Bonjour Stéphanie, je te félicite pour ta ponctualité, ça ne t’évitera pas la fessée que je t’ai promise, mais au moins elle ne sera pas doublée.

Ingrid se tourna vers Marion :

Déculotte-moi cette chipie et mets-la au coin pendant que j’en finis avec le derrière de Virginie.

Sa cousine ne se fit pas prier, elle fit pivoter Stéphanie, saisi l’ourlet de la jupe et le coinça dans la ceinture, elle glissa ses pouces sous l’élastique de la petite culotte blanche et la baissa à mi-cuisse, les fesses de Stéphanie s’étaient crispées, mais elle n’avait pas protesté devant ce déculottage express.

Marion lui claqua le derrière :

Mets tes mains sur ta tête et file te mettre à côté de Claudine le nez contre le mur !

La dame de cinquante ans s’exécuta sans dire un mot, Ingrid était satisfaite, Stéphanie était une soumise parfaite. Elle leva la main et recommença à fesser sa tante, celle-ci se remit à pleurer immédiatement l’intermède avait permis aux fesses de se reposer, la reprise de la correction n’en était que plus douloureuse et pour couronner le tout, sa fessée était publique, pour une première prise en main elle était servie. Ingrid la gratifia de deux cents claques supplémentaires réparties uniformément sur chaque fesse.

La correction était terminée, elle laissa sa tante se calmer puis tout en lui caressant le derrière brûlant elle lui expliqua la nouvelle situation :

Ma petite Virginie, cette fessée n’est que la première d’une longue série, si j’en juge par le comportement de Claudine, je pense que tu n’as rien à lui envier, tes fesses auront donc souvent rendez-vous avec ma main ou celle de Marion. Car bien évidemment c’est moi qui t’ai administré ta première punition, mais elle a désormais autorité sur toi, c’est ta nouvelle maman, à partir d’aujourd’hui elle va remplacer mamie, tu l’appelleras maman et moi ce sera tatie. Si tu es sage tes fesses resteront blanches, mais en cas de bêtises nous serons inflexibles.

Elle lui tapota le derrière, Virginie se contentait de sangloter, elle n’avait émis aucune protestation, la partie était gagnée, elle avait une nouvelle paire de fesses à sa disposition. Elle regarda avec gourmandise le derrière de Stéphanie, d’une blancheur nacrée il semblait attendre sa correction, celui de Claudine aussi d’ailleurs.

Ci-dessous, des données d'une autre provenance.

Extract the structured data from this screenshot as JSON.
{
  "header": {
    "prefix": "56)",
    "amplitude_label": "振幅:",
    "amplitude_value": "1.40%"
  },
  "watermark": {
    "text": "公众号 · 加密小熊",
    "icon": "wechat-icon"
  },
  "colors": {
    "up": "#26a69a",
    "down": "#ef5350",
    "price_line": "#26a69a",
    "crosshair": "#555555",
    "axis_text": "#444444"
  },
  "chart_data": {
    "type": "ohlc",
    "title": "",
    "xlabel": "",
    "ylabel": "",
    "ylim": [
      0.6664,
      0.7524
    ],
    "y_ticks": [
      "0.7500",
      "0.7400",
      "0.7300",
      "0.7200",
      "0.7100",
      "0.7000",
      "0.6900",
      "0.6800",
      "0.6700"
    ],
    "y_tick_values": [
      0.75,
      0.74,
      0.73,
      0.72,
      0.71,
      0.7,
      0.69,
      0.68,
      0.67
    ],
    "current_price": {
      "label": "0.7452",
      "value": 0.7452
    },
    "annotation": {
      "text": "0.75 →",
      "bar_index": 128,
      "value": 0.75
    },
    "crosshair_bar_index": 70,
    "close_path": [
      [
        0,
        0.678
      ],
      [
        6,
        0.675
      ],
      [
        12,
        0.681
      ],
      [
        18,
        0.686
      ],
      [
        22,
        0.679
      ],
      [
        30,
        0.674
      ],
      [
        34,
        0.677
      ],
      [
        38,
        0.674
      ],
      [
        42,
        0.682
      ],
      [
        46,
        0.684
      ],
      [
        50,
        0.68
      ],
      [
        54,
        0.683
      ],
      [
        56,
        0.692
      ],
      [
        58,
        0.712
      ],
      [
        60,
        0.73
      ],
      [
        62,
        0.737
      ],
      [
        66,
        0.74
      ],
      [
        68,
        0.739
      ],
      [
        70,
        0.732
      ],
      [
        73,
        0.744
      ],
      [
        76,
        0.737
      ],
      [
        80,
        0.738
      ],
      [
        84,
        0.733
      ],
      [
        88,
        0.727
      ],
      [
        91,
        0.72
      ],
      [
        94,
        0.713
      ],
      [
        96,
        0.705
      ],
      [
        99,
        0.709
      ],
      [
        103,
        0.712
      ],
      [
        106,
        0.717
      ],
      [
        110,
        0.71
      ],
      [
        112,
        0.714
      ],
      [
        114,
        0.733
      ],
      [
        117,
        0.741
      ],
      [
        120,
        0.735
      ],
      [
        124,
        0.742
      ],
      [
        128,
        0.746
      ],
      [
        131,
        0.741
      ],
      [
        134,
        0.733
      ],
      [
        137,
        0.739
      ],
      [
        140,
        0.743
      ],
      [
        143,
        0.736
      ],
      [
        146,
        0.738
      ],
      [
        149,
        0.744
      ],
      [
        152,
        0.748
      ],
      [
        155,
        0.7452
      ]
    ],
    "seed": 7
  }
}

Elle fit relever la punie et lui indiqua le mur :

Va te mettre au coin que tout le monde voit tes jolies fesses bien rouges, mamie t’y mettait souvent j’espère que tu n’as pas oublié la position.

Marion s’occupa de la jupe de sa mère pour bien dégager son derrière rougeoyant, Virginie n’avait pas dit un mot, en moins d’une demi-heure elle venait de faire un saut de quelques années en arrière quand sa mère la punissait de cette manière. Finalement l’intermède fesses blanches n’avait pas duré longtemps, elle pressentait que sa liberté allait être sous contrôle strict à partir d’aujourd’hui, son derrière brûlant lui rappelait des souvenirs pas si anciens.

Ingrid appela les deux pénitentes qui exposait leur croupe dénudée :

Claudine et Stéphanie amenez-moi vos fesses !

L’expression avait le mérite de la clarté, les deux dames savaient à quoi s’en tenir.

Marion tu vas m’aider, je ne vais pas pouvoir corriger ces deux chipies en même temps. Je vais m’occuper de Stéphanie, tu claqueras les fesses de Claudine.

La jeune femme regarda sa tante avec un sourire gourmand, depuis hier elle avait appris à aimer son large derrière, elle était contente de pouvoir le rougir à nouveau. Elles s’installèrent face à face sur deux chaises et firent le même petit signe du doigt à leur punie.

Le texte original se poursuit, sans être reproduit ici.